# Optimum No Rinse



## dmatre (Sep 3, 2011)

skasol said:


> Thank you. I bought the Adams white weave microfiber towel. I use the optimum shampoo. Use a microfiber mitt, two bucket method. I believe my issue was me wiping the car and not patting or blotting when drying. I need to learn to not wipe the car. John recommended a blower and I don't mind paying for one if it would save me the light scratches. Just want to learn to care for my car soon so I don't continue to make these mistakes. I also used the ONRWW and I was wiping with a weave microfiber towel in between washes.


No problem with your products - everything you've got is quality stuff.

I believe that the issue likely is dragging/wiping when drying. Using a drying aid as a lubricant may also help (it's easy, it does help protect from marring, it adds a bit of protection, and it improves the appearance).

Have you polished the original swirls out before testing again? If not, it may be that you're now doing it well, but you're seeing the existing issues remaining.

It sounds like you're on the right track. Work as gently as possible. If you hit a stubborn spot, look for a better option (bug/tar remover, cleaner/polish, etc) before resorting to elbow grease.

Good luck!


----------



## skasol (Apr 21, 2015)

dmatre said:


> No problem with your products - everything you've got is quality stuff.
> 
> I believe that the issue likely is dragging/wiping when drying. Using a drying aid as a lubricant may also help (it's easy, it does help protect from marring, it adds a bit of protection, and it improves the appearance).
> 
> ...


Thank you. What's a good drying aid? Also I do think my issue was the wiping. I went ahead and washed the car today. Did the two bucket method. Also when it was time to dry I let the microfiber weight of the towel do the drying. I was just laying and picking it up. I also blotted and patted instead of wiping. Took longer and I used two microfiber weave towels instead of one. I also clay the car with Adams detailing spray and the car looks much better. I didn't polish the car yet. I have all the right stuff to polish. I have cutting pads and finishing pads for my porter cable and I will do that when I do see more light scratches. I do believe my issue was the wiping as I was impatient and just wiped. Instead of blotting and patting. I am
Curious as to what would be the drying aid I could use. Also I used the adam's detailing spray for lubrication for the clay. What else can I use that spray for? Thank you for your help.


----------



## dmatre (Sep 3, 2011)

You could use your detailing spray when drying - if you are likely to wipe during drying. Just spray on the wet car, then dry as normal. If you're religious about blotting, then no need for a lubricant.


----------



## skasol (Apr 21, 2015)

dmatre said:


> You could use your detailing spray when drying - if you are likely to wipe during drying. Just spray on the wet car, then dry as normal. If you're religious about blotting, then no need for a lubricant.

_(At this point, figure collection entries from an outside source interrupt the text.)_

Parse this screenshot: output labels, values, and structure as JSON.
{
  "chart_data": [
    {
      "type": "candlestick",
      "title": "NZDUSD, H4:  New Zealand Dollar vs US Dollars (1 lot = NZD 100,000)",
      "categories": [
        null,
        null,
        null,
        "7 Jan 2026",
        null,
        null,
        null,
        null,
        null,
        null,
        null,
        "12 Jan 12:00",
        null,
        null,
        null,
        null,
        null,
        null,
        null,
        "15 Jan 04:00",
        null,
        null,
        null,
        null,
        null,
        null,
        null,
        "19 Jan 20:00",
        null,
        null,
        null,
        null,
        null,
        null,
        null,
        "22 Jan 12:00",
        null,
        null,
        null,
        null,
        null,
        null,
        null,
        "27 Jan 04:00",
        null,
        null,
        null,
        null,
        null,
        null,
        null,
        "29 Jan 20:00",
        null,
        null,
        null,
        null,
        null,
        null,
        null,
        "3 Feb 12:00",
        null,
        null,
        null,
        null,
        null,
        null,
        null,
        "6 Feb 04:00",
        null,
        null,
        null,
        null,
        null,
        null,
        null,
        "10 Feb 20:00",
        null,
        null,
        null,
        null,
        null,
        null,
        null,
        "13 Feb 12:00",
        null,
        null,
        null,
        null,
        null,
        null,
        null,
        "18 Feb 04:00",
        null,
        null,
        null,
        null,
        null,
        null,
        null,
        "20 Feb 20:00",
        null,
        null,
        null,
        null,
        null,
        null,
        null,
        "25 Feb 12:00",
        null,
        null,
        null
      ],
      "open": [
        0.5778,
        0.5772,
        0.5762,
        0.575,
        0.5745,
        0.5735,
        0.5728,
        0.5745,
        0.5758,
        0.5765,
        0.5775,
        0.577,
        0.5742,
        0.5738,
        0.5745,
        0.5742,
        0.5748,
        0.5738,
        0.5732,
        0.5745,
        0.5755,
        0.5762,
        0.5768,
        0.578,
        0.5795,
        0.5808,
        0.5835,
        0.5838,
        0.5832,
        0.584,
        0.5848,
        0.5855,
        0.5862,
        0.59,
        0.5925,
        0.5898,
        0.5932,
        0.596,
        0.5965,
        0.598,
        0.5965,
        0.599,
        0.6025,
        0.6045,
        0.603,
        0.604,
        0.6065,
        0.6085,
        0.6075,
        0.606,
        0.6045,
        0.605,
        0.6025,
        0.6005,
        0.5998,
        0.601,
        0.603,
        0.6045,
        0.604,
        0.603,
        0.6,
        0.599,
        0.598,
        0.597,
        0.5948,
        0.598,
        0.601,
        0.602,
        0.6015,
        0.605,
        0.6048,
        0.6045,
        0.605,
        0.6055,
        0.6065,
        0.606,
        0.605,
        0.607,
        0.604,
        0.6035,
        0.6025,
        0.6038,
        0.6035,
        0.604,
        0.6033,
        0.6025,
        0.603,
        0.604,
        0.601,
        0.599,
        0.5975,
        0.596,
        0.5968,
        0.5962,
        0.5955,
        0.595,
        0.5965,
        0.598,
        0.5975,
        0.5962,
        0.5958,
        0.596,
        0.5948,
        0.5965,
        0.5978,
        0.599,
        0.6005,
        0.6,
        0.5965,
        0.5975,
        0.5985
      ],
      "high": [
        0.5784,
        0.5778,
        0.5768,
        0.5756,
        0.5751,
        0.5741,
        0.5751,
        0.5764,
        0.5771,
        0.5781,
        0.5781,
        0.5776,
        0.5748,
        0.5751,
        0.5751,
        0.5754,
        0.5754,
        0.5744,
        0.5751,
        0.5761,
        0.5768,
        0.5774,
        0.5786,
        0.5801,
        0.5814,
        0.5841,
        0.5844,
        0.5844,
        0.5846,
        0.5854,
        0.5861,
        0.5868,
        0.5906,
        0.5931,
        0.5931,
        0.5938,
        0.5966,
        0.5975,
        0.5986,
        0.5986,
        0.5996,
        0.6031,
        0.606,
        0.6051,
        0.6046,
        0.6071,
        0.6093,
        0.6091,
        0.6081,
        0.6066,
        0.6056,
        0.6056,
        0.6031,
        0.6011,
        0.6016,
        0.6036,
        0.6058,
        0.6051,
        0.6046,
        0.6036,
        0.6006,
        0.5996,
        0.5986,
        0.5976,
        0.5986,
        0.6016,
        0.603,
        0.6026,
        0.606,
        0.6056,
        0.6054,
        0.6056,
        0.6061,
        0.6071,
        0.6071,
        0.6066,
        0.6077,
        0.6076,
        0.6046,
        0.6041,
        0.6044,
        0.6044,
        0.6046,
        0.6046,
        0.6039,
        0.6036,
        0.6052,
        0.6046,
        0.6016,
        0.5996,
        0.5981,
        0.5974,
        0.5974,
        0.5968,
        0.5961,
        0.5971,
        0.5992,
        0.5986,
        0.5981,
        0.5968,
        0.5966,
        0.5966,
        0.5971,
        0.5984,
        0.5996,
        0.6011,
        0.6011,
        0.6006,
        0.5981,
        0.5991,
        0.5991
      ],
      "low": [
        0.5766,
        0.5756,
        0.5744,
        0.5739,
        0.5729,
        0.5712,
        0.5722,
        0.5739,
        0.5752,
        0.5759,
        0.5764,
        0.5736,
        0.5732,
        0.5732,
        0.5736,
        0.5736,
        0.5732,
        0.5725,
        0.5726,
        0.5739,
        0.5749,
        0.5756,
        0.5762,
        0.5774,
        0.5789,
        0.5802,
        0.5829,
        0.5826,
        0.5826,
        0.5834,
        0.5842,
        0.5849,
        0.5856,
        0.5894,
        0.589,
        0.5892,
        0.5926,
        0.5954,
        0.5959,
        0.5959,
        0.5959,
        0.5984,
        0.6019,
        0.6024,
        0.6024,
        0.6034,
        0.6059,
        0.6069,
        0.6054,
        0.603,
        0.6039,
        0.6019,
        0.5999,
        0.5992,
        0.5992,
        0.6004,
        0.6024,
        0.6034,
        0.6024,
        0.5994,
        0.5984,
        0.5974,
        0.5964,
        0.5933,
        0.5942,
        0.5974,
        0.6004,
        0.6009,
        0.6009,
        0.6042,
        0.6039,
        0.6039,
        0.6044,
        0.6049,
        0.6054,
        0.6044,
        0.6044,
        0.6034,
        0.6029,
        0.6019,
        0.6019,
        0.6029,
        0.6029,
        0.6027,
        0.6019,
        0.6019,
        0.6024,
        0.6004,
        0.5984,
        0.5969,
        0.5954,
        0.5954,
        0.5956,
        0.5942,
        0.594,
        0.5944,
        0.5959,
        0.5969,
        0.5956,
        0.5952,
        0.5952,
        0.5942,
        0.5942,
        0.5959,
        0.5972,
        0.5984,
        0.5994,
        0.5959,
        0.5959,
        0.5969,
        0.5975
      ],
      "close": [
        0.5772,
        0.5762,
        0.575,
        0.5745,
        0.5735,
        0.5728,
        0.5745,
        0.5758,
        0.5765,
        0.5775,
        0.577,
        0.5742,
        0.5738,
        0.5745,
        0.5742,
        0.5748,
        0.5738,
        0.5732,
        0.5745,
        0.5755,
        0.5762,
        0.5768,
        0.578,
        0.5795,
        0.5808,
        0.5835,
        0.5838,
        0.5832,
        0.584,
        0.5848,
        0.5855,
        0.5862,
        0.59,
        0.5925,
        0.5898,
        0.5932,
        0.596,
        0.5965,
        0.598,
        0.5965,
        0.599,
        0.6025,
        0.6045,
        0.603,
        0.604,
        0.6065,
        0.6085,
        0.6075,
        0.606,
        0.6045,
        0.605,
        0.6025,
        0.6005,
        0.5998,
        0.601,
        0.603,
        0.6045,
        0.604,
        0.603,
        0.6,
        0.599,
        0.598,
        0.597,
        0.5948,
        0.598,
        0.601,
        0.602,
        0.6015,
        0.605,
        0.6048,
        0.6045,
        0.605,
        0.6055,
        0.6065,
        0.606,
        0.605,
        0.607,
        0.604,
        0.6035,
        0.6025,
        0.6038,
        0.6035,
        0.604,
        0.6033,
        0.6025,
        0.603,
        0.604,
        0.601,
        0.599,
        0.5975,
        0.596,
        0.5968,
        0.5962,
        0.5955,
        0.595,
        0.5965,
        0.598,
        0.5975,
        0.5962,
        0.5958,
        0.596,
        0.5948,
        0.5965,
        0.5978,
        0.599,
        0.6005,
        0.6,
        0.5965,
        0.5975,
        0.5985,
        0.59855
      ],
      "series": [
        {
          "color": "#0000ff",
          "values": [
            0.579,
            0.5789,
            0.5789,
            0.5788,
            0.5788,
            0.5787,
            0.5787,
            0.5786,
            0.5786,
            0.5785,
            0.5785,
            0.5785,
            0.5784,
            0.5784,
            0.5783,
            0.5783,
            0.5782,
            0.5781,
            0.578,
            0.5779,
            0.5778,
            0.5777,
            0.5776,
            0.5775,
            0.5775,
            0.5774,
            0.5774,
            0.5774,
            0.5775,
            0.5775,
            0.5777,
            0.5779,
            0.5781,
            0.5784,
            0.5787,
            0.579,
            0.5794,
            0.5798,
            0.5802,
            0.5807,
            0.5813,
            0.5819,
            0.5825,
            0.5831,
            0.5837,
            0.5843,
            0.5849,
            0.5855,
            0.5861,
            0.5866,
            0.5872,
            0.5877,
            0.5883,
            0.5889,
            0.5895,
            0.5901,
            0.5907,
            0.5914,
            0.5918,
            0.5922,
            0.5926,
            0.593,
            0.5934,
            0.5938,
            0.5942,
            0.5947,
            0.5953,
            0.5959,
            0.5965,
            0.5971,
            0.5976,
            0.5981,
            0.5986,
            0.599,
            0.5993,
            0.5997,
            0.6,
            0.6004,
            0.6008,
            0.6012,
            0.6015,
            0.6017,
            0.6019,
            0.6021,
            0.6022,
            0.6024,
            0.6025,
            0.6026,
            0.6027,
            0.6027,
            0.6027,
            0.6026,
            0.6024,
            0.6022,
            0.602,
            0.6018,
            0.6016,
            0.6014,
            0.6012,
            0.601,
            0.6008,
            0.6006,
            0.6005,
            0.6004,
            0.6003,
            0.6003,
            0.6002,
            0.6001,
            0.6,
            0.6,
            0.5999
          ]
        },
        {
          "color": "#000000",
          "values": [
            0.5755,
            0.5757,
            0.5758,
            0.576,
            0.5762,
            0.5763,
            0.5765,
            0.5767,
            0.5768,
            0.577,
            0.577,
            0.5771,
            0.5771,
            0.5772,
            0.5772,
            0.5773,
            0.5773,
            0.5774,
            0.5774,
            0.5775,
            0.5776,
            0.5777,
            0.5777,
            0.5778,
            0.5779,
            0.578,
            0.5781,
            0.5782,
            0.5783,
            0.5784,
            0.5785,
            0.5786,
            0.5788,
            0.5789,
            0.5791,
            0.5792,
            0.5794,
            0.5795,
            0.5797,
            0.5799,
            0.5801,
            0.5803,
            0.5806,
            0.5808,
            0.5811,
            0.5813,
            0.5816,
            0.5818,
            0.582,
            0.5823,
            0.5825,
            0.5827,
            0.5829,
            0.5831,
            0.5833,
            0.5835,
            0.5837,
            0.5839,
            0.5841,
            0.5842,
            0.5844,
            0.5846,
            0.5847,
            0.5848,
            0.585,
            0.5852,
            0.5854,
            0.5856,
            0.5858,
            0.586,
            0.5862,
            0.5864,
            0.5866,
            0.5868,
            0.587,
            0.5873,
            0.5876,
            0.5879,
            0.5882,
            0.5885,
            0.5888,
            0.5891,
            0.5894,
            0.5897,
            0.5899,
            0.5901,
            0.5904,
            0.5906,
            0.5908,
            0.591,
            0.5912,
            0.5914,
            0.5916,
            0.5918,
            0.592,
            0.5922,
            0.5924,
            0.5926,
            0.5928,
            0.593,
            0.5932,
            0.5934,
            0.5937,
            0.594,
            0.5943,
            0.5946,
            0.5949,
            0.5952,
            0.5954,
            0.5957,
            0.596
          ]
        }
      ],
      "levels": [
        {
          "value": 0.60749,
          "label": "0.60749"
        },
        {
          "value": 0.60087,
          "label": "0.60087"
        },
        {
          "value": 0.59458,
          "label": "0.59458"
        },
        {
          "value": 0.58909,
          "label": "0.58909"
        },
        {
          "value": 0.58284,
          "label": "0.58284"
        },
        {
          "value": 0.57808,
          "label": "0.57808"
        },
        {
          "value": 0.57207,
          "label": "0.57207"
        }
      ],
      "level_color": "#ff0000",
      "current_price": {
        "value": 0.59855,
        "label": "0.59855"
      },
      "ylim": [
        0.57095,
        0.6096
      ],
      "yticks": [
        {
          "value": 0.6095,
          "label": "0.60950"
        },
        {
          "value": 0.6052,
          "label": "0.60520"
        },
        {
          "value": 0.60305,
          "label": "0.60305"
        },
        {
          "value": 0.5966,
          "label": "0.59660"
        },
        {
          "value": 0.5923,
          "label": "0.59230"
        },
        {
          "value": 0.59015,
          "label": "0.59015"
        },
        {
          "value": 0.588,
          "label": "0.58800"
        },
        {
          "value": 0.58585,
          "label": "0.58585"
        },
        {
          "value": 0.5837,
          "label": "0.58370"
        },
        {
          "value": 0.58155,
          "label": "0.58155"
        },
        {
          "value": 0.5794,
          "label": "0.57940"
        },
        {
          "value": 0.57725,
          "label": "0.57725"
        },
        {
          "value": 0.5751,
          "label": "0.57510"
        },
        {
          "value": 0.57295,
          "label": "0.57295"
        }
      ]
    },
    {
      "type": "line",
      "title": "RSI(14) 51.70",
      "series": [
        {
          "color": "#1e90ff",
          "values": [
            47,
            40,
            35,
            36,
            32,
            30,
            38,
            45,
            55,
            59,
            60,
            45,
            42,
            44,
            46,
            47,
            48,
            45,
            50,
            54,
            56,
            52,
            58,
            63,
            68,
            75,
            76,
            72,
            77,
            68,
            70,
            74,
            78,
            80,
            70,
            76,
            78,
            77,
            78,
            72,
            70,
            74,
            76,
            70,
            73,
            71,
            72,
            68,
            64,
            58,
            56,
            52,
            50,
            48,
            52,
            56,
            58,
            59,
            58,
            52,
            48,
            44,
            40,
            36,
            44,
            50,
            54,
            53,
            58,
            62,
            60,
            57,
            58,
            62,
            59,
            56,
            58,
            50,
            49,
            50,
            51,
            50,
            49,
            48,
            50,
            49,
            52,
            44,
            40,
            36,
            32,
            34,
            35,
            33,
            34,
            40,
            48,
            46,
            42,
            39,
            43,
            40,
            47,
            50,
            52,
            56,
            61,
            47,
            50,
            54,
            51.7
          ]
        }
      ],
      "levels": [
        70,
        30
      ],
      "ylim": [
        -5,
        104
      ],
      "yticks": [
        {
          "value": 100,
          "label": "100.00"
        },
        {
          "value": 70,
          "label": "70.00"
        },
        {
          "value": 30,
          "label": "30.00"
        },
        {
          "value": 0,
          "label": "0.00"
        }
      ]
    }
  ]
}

Use the Adams spray when the car is wet to then dry it? What are other uses for the detailing spray? I see I could use it to clay and now to aid me drying. Anything else? Also I have a question about the clay. Is the clay portion that I used all done now or can I use it again?


----------



## dmatre (Sep 3, 2011)

skasol said:


> Use the Adams spray when the car is wet to then dry it? What are other uses for the detailing spray? I see I could use it to clay and now to aid me drying. Anything else? Also I have a question about the clay. Is the clay portion that I used all done now or can I use it again?


I have different "levels" of clay. The BMW or the Wife's Benz gets fresh clay every time. I then save this 'lightly used" clay, and will reuse it for our silver Volvo or silver Murano (won't show swirls, both are old and stay outside always). I'll also use the older clay for friends cars (they're not to discriminating, so a bit of a swirl here/there is still far better than their 'normal'.

Finally, the dirty clay is used only for glass or wheels. After wheels, it gets tossed.

As for the detailing spray, check out a forum like Autopia.org. There are 100's of uses for almost every product. I've found ONR works great to clean my stainless grill & appliances. The possibilities are endless. CAUTION: detailing can become an addiction- ask me how I know.


----------



## skasol (Apr 21, 2015)

dmatre said:


> I have different "levels" of clay. The BMW or the Wife's Benz gets fresh clay every time. I then save this 'lightly used" clay, and will reuse it for our silver Volvo or silver Murano (won't show swirls, both are old and stay outside always). I'll also use the older clay for friends cars (they're not to discriminating, so a bit of a swirl here/there is still far better than their 'normal'.
> 
> Finally, the dirty clay is used only for glass or wheels. After wheels, it gets tossed.
> 
> As for the detailing spray, check out a forum like Autopia.org. There are 100's of uses for almost every product. I've found ONR works great to clean my stainless grill & appliances. The possibilities are endless. CAUTION: detailing can become an addiction- ask me how I know.


That's good to hear. Sounds like on my M4 I will only use new clay or nanoskin. I will do the same for my wife's car. Why do our wives have Benz. Mine does too an Ml350 for the kids. I will keep the used clay for my lexus ISF. That's good to hear about the ONR works great for appliances. I don't mind it becoming an addiction.


----------